I use the solution-focused approach (SFA) in all my work. One of the main principles of SFA is to utilise what is already present, uncover people’s strengths and help them find ways to apply them to their specific situations.
Within SFA, I use tools designed to bring forth knowledge, resources, skills and concrete ideas to help my clients improve their work lives and create meaningful and lasting change.
The solution-focused approach has its roots in the therapeutic world, with Steve de Shazer and Insoo Kim Berg being the most well-known pioneers. In their search for a more effective way to achieve progress with their clients, they experimented with different types of questions, leading to the development of what they chose to call Solution-Focused Brief Therapy.
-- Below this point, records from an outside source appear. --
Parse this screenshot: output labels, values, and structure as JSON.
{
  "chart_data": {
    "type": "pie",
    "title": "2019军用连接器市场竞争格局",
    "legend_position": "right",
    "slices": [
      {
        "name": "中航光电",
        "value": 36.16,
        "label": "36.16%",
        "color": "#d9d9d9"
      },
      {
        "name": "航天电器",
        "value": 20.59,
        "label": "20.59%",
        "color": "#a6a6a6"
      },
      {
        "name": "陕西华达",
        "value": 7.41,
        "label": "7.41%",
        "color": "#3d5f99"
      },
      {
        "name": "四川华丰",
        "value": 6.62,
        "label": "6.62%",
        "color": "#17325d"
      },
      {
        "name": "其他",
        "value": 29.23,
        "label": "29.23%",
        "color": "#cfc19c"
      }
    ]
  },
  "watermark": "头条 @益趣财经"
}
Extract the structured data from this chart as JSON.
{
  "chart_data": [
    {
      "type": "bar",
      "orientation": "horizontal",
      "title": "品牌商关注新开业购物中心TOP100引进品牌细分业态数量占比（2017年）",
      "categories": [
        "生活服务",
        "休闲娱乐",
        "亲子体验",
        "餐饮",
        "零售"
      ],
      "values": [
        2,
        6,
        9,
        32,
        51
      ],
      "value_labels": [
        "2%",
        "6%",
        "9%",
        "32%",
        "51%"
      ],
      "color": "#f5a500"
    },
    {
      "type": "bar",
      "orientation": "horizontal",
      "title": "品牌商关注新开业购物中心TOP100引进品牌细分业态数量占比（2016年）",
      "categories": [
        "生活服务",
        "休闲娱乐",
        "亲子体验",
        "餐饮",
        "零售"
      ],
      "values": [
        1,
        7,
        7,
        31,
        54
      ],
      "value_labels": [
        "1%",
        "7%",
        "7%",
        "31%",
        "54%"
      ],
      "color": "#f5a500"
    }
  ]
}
One of their most striking findings was that clients made more progress when asked what they wanted (solutions) rather than when asked about their problems. Another discovery was that with this method, clients often needed fewer sessions than traditional forms of therapy.
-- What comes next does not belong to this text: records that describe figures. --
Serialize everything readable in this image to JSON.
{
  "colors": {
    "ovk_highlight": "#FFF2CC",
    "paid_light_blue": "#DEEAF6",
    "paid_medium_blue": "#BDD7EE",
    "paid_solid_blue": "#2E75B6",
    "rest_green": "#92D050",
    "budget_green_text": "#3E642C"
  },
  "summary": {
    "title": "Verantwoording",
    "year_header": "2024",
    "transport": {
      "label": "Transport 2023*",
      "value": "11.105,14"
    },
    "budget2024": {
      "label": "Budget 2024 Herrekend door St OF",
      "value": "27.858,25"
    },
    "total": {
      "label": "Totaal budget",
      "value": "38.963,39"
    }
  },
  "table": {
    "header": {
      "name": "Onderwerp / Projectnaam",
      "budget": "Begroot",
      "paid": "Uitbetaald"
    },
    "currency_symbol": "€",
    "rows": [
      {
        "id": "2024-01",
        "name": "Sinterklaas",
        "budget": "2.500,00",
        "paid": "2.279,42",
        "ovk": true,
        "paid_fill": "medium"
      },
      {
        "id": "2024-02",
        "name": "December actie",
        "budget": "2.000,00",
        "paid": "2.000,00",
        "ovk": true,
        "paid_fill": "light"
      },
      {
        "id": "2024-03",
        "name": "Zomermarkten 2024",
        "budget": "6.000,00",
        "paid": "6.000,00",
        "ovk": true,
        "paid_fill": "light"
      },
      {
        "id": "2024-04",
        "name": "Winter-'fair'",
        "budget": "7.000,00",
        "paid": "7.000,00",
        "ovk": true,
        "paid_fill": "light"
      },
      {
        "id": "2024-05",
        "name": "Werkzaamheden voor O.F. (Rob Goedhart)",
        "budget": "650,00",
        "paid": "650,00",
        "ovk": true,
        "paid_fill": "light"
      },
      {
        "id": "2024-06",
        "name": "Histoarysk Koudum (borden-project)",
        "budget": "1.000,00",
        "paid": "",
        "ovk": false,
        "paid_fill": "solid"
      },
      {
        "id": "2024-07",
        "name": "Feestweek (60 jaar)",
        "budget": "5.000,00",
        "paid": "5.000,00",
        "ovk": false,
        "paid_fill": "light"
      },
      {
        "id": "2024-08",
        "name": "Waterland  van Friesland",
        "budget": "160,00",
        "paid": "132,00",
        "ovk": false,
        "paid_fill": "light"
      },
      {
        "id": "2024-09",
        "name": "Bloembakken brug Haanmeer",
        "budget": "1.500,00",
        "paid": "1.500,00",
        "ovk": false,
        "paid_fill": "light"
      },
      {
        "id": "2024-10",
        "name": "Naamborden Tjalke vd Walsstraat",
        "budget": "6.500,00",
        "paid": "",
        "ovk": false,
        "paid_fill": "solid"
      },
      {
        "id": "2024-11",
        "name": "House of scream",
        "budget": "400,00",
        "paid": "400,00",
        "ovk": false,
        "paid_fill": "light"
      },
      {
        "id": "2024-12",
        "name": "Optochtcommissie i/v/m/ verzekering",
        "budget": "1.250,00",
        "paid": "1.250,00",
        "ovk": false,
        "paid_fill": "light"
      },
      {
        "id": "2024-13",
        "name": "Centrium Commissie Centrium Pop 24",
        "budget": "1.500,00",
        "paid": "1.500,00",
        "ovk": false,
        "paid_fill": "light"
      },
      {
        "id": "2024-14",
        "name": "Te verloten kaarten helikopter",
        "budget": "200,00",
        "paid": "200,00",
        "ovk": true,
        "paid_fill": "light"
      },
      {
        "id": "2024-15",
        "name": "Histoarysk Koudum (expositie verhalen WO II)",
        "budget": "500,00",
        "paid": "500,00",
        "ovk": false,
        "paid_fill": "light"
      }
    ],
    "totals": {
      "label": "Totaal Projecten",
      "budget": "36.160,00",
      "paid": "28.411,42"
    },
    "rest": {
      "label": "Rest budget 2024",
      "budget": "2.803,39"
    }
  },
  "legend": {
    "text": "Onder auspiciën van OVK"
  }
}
They realised that there was no logical connection between the ‘problem’ – what people were concerned about – and the ‘solution’ – what people wanted.
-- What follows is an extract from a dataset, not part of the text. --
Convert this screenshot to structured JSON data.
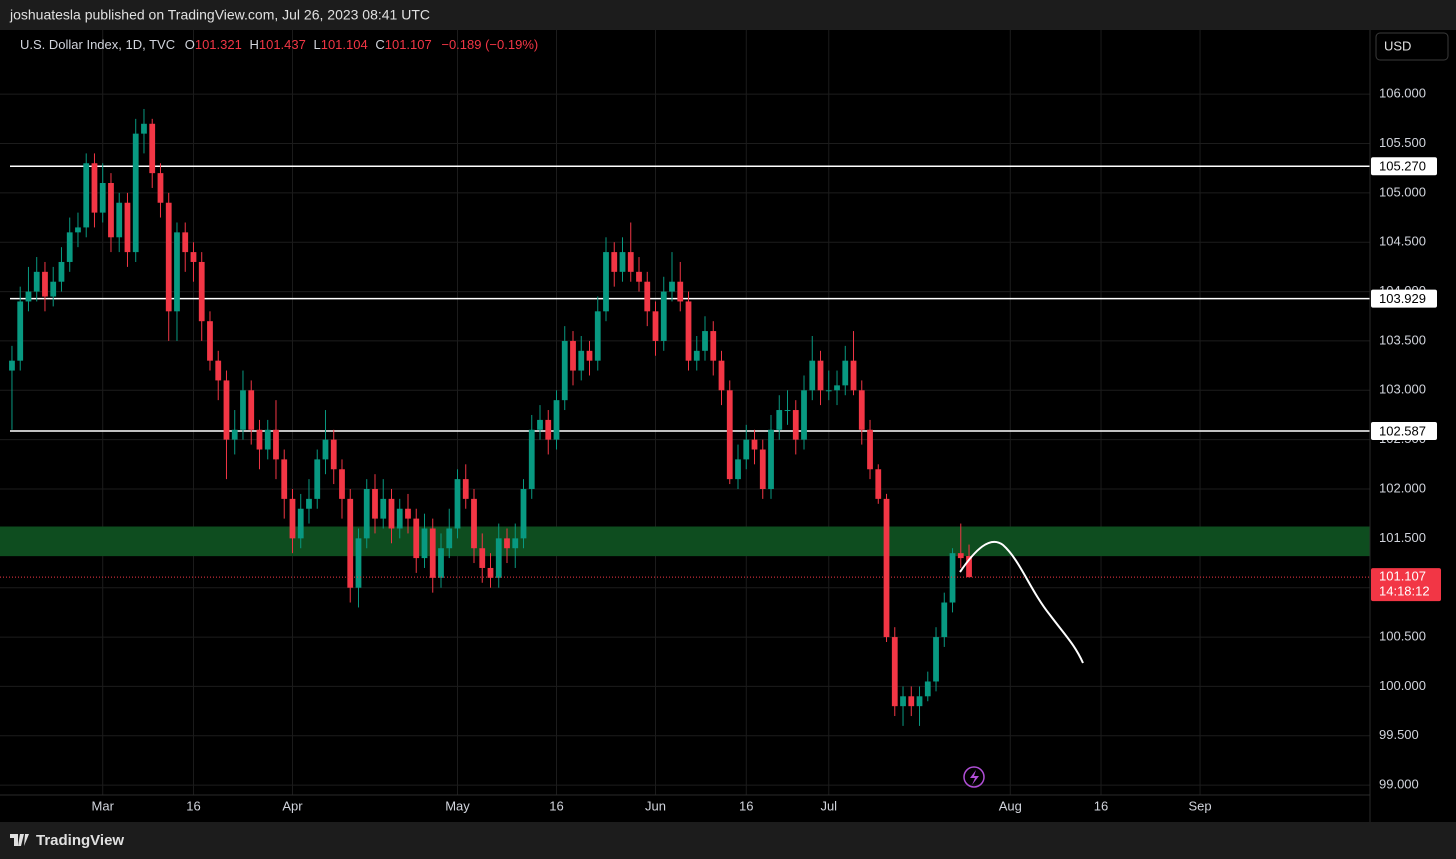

Insoo Kim Berg and Steve de Shazer’s model spread in the therapy world with great results and has been documented by many research studies.
As the evidence base for the solution-focused method grew, so did the application of the approach. In the early 90s, it found its way into the world of coaching and working in organisations. Insoo Kim Berg saw the potential and contacted coach Peter Szabó, and together they wrote the book “Solution-Focused Coaching”.
The solution-focused approach is particularly relevant in today’s complex, ambiguous and uncertain world. We live in a fast-changing, problem-filled world, and we only sometimes have time to get caught up in these problems or difficulties. We need an agile, fast and efficient process to help us progress in our desired direction.